Triggering the authentication in views

To automatically trigger the authentication flow in your views, simply wrap them in the OidcSecure component. For example, if you have a view called MyView you can wrap it in the OidcSecure component like this:

import React from 'react'
import { OidcSecure } from '@axa-fr/react-oidc'

const MyView = () => (
  <OidcSecure>
    <h1>My sub component</h1>
  </OidcSecure>
)

export default AdminSecure

Getting user data from the authentication system

With this:

import { useOidcIdToken } from '@axa-fr/react-oidc'

...

const { idTokenPayload } = useOidcIdToken()

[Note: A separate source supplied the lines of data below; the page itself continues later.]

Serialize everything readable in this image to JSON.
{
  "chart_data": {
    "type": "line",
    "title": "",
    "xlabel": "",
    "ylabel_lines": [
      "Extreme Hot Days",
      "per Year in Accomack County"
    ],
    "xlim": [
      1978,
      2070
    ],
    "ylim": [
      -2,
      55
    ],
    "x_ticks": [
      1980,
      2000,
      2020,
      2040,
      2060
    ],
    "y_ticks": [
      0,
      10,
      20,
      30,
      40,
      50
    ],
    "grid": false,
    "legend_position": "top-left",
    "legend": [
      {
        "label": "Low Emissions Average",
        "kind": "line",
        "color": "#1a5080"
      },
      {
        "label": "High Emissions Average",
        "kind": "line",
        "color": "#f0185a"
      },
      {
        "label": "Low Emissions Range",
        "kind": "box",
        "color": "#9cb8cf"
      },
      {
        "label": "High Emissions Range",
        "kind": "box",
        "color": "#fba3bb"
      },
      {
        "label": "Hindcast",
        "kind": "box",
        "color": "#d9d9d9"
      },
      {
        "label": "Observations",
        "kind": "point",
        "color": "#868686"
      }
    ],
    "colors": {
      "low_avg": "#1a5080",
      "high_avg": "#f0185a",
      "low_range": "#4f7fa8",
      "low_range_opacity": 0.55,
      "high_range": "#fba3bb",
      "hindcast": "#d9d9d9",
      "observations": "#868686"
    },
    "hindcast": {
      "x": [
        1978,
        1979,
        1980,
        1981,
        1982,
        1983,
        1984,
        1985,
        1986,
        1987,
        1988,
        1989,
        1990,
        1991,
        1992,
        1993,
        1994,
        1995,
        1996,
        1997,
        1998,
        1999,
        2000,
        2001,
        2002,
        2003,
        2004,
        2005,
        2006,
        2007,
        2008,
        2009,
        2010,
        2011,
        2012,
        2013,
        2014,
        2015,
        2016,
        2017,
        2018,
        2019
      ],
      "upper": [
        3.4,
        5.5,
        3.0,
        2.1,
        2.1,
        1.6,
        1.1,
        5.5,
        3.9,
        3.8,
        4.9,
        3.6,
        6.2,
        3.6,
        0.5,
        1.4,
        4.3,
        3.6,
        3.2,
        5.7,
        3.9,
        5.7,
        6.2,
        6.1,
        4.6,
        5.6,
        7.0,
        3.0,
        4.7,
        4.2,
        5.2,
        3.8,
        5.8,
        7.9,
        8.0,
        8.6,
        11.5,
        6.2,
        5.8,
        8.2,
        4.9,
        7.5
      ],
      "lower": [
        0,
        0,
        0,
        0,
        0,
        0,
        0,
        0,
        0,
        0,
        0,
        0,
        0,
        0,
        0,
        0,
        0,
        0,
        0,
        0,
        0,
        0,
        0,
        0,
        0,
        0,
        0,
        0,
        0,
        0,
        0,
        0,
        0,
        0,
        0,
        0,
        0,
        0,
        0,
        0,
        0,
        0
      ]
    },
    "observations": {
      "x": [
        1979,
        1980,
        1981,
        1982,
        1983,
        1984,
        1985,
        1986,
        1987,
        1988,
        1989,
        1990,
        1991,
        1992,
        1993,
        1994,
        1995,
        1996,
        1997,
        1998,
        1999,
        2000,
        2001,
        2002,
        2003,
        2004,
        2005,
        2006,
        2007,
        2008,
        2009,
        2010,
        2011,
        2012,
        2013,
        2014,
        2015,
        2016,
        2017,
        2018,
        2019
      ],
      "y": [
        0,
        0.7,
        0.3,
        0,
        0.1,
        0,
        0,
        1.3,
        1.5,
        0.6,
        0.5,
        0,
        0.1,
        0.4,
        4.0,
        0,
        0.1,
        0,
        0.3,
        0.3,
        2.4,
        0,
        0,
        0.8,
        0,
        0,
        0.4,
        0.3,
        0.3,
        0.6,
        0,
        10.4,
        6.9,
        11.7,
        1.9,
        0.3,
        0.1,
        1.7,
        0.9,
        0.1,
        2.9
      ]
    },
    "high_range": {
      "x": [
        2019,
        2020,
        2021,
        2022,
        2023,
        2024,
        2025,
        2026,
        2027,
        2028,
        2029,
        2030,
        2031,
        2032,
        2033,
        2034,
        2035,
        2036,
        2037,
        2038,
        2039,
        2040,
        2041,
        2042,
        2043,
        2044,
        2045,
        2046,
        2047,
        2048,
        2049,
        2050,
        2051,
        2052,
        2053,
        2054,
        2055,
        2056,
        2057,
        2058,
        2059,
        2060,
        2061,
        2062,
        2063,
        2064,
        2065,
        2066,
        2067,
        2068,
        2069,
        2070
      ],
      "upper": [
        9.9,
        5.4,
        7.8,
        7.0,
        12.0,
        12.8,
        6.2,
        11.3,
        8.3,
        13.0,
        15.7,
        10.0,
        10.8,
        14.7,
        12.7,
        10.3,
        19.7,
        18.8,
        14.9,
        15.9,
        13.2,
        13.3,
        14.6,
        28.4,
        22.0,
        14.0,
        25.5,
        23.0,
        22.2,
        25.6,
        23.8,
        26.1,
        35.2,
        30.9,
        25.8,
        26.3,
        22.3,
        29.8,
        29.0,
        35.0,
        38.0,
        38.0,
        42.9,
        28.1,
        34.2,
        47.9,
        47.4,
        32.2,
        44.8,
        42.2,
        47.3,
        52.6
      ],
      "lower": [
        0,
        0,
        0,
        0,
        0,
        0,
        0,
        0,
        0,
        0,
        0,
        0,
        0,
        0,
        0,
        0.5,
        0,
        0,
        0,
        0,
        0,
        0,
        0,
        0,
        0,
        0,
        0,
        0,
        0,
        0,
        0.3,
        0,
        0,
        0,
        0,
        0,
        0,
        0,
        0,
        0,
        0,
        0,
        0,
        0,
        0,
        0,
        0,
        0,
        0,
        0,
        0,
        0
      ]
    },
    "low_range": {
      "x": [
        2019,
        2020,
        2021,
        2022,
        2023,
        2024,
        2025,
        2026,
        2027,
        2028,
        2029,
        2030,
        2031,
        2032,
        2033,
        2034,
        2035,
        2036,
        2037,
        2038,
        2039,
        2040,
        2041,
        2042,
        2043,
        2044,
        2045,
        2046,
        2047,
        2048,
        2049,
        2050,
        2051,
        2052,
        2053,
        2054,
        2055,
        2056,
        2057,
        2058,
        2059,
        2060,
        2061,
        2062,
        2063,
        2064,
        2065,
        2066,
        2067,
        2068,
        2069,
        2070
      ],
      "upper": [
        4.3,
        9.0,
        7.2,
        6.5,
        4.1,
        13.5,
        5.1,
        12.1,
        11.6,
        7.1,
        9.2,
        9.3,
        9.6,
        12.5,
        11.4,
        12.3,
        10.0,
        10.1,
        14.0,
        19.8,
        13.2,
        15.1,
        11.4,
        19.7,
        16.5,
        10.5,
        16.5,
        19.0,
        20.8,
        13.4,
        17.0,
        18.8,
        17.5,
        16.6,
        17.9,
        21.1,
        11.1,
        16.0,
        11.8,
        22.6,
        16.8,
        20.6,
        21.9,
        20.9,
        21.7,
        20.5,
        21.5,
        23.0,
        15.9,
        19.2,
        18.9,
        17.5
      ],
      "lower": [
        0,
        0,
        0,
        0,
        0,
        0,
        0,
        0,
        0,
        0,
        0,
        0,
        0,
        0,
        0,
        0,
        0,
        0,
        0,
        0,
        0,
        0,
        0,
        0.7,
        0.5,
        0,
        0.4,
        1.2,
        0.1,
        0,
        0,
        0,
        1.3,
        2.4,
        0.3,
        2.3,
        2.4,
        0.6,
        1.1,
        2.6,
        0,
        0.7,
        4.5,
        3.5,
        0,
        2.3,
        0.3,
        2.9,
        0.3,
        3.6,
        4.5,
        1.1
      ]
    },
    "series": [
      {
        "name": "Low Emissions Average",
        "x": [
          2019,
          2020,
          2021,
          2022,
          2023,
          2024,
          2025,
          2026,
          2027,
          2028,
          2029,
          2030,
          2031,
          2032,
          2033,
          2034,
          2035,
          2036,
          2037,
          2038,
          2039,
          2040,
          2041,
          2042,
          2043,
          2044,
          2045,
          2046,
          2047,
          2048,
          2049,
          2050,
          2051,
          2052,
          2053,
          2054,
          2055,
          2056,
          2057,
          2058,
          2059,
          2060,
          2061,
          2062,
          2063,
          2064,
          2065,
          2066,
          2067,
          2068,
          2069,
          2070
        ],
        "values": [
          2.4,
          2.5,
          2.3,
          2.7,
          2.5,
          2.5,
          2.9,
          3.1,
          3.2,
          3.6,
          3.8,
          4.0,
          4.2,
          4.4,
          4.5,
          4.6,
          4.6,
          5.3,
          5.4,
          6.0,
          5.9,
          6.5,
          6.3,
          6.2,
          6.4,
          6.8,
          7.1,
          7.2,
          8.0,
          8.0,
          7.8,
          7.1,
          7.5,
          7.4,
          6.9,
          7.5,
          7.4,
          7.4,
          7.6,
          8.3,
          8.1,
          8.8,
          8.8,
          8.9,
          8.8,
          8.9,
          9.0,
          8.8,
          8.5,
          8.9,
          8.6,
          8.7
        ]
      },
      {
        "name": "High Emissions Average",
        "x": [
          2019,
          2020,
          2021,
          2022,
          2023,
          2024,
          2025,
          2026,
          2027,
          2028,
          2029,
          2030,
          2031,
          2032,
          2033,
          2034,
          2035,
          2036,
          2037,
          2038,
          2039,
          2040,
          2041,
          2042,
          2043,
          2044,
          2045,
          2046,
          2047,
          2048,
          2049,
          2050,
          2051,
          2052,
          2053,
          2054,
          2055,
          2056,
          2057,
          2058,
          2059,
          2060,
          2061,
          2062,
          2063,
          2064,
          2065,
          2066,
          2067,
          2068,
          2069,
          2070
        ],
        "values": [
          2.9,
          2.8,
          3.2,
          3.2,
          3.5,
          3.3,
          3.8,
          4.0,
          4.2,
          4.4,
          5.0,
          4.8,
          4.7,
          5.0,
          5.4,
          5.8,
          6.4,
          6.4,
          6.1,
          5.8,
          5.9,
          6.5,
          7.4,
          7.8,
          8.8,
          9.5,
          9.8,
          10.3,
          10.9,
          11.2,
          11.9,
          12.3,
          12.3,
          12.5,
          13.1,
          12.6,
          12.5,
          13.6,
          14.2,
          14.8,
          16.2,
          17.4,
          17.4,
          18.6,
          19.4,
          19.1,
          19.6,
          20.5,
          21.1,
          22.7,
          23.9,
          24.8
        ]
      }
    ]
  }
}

you get the data from the authentication system.

The bearer token

Usually you would get the bearer token inside of your client app. But since this is inherently dangerous in Javascript bassed applications, it is hidden inside of a service worker. Your Javascript will not have access to it, but all requests to domains listed in the OidcTrustedDomains.js file will get the bearer token added to the request automatically.

You can see the service worker in public/OidcServiceWorker.js. This file will be updated every time you run npm install and should not be changed by you in any way.